In her conclusion, Constable neatly recapitulates her findings and also brings to the fore some other insights that she developed during her research. Initially, she had assumed that the fondaco was an early expression of the movement leading to European colonialism and that the western colonies in Muslim cities were prototypes for later European expansion. Instead, in the course of her research she became convinced that the western fondacos in the Muslim world, albeit western colonies of a kind in Islamic cities, initially were not shaped by European military and technological dominance. As a matter of fact, the decline of the funduq and the fondaco in the Mediterranean world chronologically coincides with the first true expressions of western colonialism. Where fondacos continued to function in this later period, their function changed. Likewise, in the Ottoman world the funduq and the fondaco gradually disappeared, due to changes that damaged the long-established medieval protocols for handling cross-cultural trade and traders, which had been central elements of the funduq/fondaco-system for many centuries. The khan now became the place were European merchant groups did their business in the Muslim world. Increasingly, these were just spaces for commerce rather than residential enclaves. The word funduq never disappeared. But in present-day Arabic, it is a standard term for a hotel. It lacks both the commercial and the charitable connotations once glued to its semantics. In Italian, the word fondaco now only signifies a warehouse, and the Castilian alhóndiga merely refers to a granary.

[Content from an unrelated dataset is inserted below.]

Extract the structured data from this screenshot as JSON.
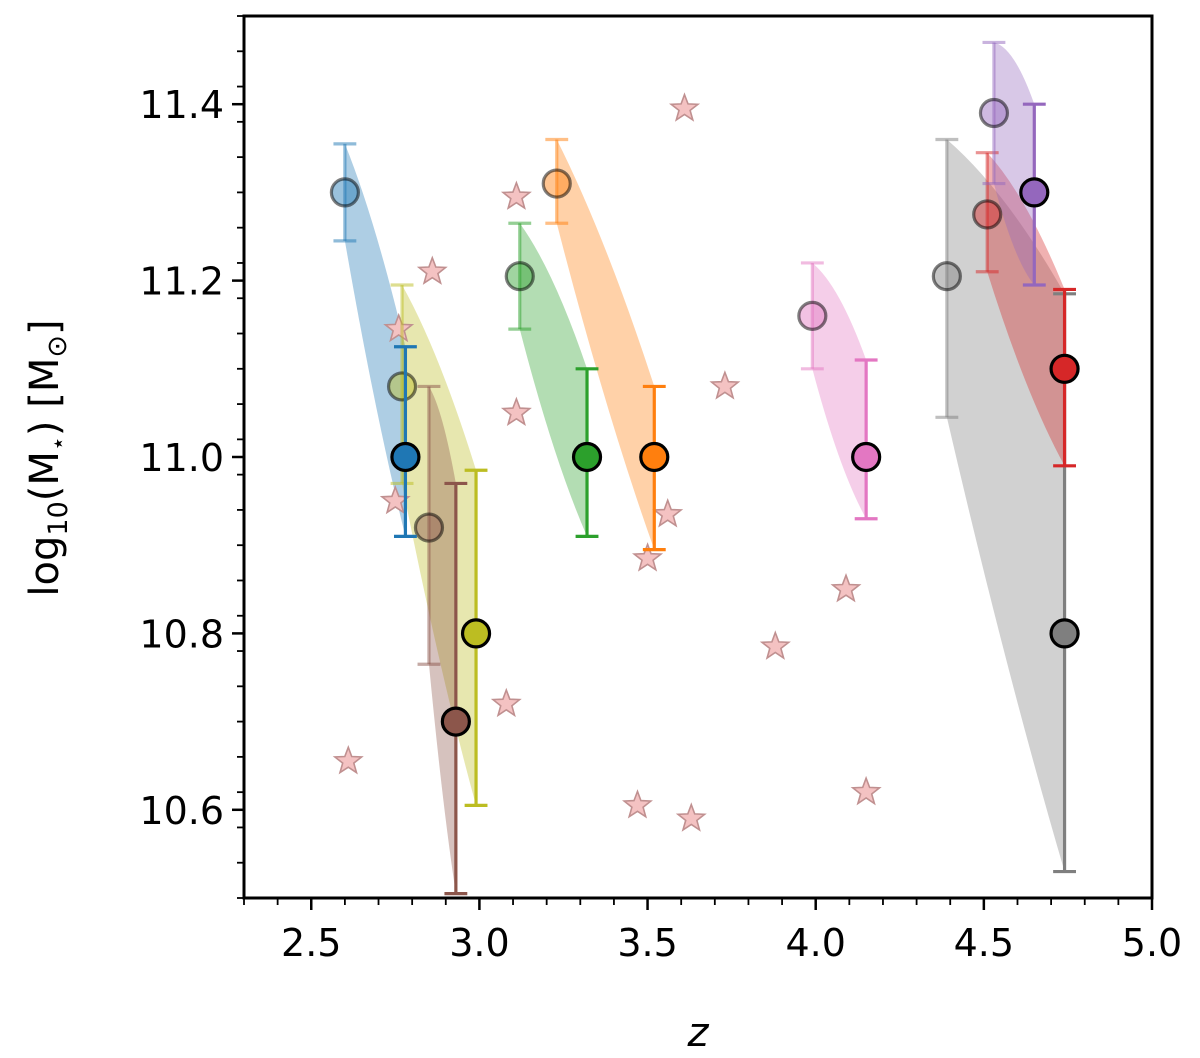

In all, Constable has written a monumental book, covering the many semantic, political, economic and cross-cultural angles of a truly interdisciplinary historical enterprise. Its diachronic and geographic reach, along with its many intriguing local details and insightful anecdotes create a rich narrative that is a delight to read, and it offers a veritable treasure house of information for classical scholars, medievalists and early modernists of many kinds, whether they are interested in the wider history of the Mediterranean world along the lines of Braudel, or in more restricted political, economical or cultural issues related to their specialty.